Shortly after Sunak delivered his speech, Johnson, who had remained silent after admitting late on Sunday that he did not have the support he believed in and was withdrawing from the competition, took to Twitter: “Congratulations to Rishi Sunak on this historic day. It is time for all of us Conservatives to give our full and sincere support to the new Prime Minister,” he wrote.
Another hug to Brexit
“We will build an economy that embraces the opportunities that Brexit offers,” has promised a new prime minister who supported the UK leaving the EU from the first hour, and campaigned for divorce in the 2016 referendum. On the other hand, that has been the reason why many heavyweights of conservative euroscepticism finally decided to support Sunak’s candidacy.

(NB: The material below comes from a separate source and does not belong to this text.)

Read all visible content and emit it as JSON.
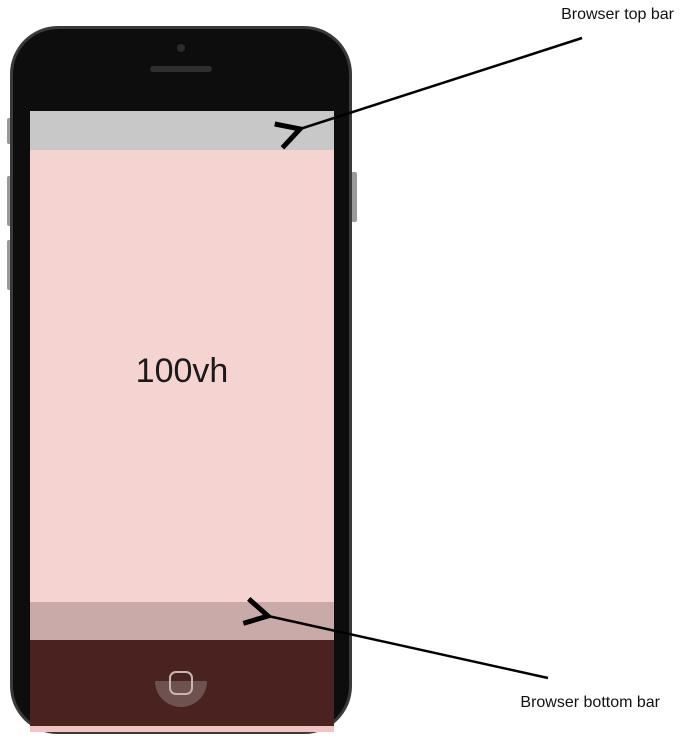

“I’m not afraid. I know the position to which I arrive, and I am confident that I will be up to the demands. When the opportunity of public service appears, you cannot question the moment, only your own will”, concluded the new prime minister, practically ruled out of public life just two months ago, when he was defeated by Truss in the primaries to replace Johnson. The resurrection of Sunak has been the choice of many conservative deputies, with the hope of also reviving with him a party in low hours and a country observed with disbelief and concern by the rest of the world.
Truss’s Farewell
Just two hours before Sunak, her predecessor used the same lectern outside Downing Street to say goodbye to citizens. And she tried to vindicate the achievements that, according to her, her brief government reached: the smooth transition from Elizabeth II to Carlos III, when the monarch died two days after Truss came to her position; the reduction of Social Security contributions, which was increased by the previous Executive of Boris Johnson, of which she was a part; or the package of direct aid to families and companies to deal with the gas and electricity bill, which she promised for a period of two years, before reducing it to six months in the umpteenth rectification of her policies that the markets forced her to To make.

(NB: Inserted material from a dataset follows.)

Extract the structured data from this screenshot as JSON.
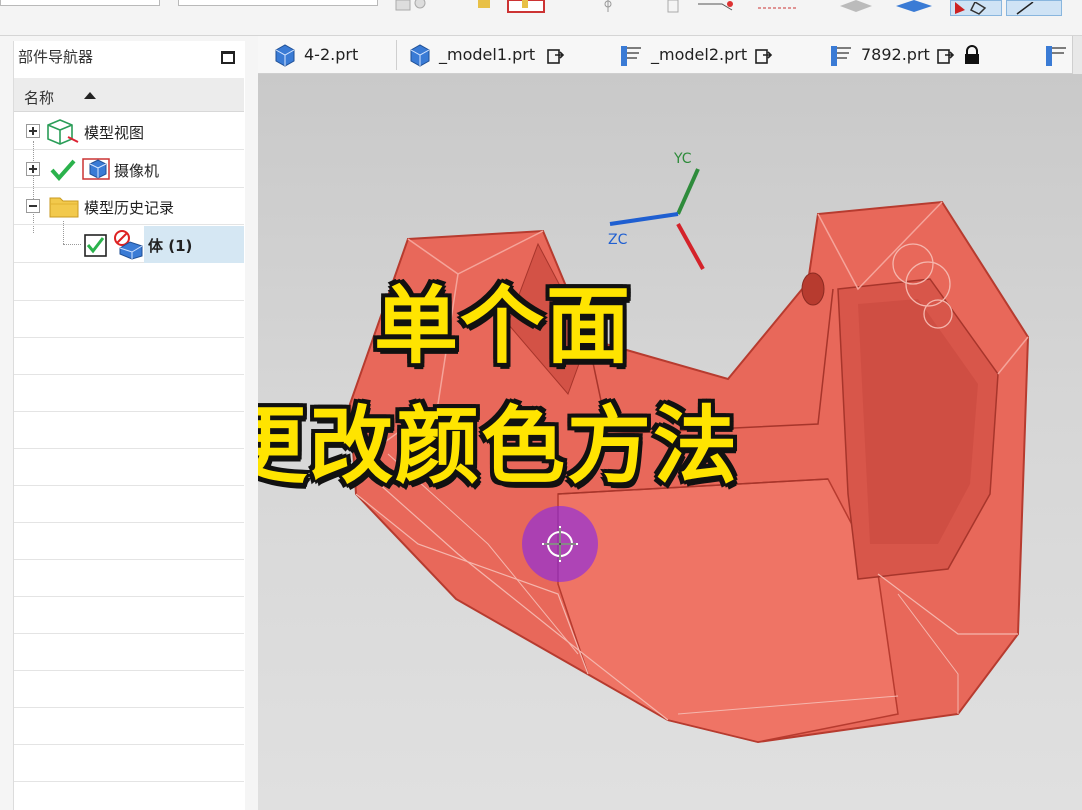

Truss wanted to defend, in his withdrawal, the neoliberal ideology that he tried to promote abruptly when he came to power, and which ended up being the reason for his fall. “As the ancient Roman philosopher Seneca said, not trying is not because things are difficult. Things are difficult because we don’t try”, he has said, to continue justifying the need to lower taxes. His last words, before heading to Buckingham Palace to present his resignation to the king, were also to defend “the freedoms recovered with Brexit” and recommend his successor, Rishi Sunak, to whom he has promised his support, to take advantage of them. . That was the first of his already legendary rudder strokes. The young woman who started out as an anti-monarchist Liberal Democrat, and who later campaigned in 2016 for the UK to remain in the EU, ended up as the champion of conservative eurosceptics, although even that did not save her in recent days. of his ill-fated government.